Exploring psychophysiological methods for human-robot collaboration in construction
Saika Wong, Zhentao Chen, Mi Pan, Miroslaw J. Skibniewski
TL;DR
The paper tackles the challenge of integrating psychophysiological methods into human-robot collaboration (HRC) for construction by conducting a structured literature review guided by a concept–methodology–value framework. EEG and multi-modal biosignals emerge as the dominant approaches, revealing changes in cognitive load, trust, and emotional state as robot collaboration factors vary (e.g., speed, proximity, autonomy). While findings point to potential benefits for safety, real-time adaptation, and training, most studies remain at proof-of-concept with limited generalizability due to small samples and laboratory/VR settings. The work identifies three future directions—multi-modal signal integration, richer experimental settings for generalizability, and advanced biocompatible or contactless sensing—to enable robust, real-world HRC deployment in construction.
Abstract
Psychophysiological methods present a promising approach to fostering enhanced mutual communication and collaboration between human workers and robots.
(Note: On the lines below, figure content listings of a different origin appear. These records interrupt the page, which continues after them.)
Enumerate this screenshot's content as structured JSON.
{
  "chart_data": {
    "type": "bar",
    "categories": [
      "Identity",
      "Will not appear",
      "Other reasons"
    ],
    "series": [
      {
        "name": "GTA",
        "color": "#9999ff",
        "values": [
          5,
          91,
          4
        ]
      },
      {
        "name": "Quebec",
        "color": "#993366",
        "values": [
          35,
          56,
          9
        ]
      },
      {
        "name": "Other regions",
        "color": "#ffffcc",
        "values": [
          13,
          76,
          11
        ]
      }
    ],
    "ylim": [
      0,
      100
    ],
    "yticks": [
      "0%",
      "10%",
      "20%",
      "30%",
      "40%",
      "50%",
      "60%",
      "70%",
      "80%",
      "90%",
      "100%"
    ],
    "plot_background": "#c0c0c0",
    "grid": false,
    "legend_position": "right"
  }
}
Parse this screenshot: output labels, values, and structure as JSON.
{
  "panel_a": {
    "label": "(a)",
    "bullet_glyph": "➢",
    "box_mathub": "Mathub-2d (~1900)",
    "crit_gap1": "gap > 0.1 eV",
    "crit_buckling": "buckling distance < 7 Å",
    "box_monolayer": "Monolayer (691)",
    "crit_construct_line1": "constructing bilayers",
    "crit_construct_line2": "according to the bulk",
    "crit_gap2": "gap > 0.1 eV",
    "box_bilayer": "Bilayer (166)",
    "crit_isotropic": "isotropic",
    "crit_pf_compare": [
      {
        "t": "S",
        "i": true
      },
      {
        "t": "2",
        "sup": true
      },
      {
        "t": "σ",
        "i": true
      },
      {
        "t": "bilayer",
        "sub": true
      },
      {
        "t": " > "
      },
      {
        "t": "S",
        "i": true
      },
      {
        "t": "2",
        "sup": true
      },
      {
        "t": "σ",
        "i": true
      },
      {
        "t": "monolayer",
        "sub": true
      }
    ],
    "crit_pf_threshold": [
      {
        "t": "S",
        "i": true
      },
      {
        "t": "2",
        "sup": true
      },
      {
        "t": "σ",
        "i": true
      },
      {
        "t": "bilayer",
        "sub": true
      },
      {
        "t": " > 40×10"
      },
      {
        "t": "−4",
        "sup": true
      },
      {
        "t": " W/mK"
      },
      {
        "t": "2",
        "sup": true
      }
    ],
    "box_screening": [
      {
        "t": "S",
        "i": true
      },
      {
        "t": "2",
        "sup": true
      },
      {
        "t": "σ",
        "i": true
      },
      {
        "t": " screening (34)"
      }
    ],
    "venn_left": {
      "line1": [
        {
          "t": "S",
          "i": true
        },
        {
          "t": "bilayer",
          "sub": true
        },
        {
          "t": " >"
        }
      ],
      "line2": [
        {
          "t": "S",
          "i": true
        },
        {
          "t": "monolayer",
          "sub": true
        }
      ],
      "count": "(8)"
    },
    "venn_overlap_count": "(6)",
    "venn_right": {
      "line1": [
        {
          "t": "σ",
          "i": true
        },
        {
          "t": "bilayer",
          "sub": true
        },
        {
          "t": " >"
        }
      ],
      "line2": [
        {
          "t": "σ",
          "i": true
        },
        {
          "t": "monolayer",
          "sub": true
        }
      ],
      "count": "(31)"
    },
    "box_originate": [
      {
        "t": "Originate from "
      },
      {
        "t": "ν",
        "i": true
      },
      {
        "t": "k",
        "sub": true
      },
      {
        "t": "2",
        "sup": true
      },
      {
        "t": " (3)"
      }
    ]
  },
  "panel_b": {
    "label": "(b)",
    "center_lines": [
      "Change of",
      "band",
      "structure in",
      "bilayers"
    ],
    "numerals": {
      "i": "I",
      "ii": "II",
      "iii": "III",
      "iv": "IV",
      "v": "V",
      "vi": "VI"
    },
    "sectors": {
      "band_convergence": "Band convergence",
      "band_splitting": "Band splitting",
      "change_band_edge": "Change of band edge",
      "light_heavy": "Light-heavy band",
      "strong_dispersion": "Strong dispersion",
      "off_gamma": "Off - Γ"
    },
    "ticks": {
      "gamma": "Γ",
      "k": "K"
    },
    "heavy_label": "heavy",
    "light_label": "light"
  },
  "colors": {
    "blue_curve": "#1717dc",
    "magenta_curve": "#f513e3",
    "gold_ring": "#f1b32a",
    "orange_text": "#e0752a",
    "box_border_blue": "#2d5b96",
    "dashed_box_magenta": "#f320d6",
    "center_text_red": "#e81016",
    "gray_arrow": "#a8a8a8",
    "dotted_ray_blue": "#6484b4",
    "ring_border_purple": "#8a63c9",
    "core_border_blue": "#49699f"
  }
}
Despite their potential, there is still limited understanding of how to effectively integrate psychophysiological methods to improve human-robot collaboration (HRC) in construction. This paper addresses this gap by critically reviewing the use of psychophysiological methods for HRC within construction environments, employing a concept-methodology-value philosophical framework. The analysis reveals that measuring brain activity using electroencephalography is the most widely used method, while most of the works are still at the proof of concept stage and lack empirical evidence. Three potential research directions were proposed: the integration of multi-modal psychophysiological signals, enriching the existing experimental settings for better generalizability, and leveraging advanced biocompatible or contactless technologies for effective signal detection. The findings should benefit subsequent exploration and practical applications of psychophysiological methods to enable better implementation of robots and support HRC in construction.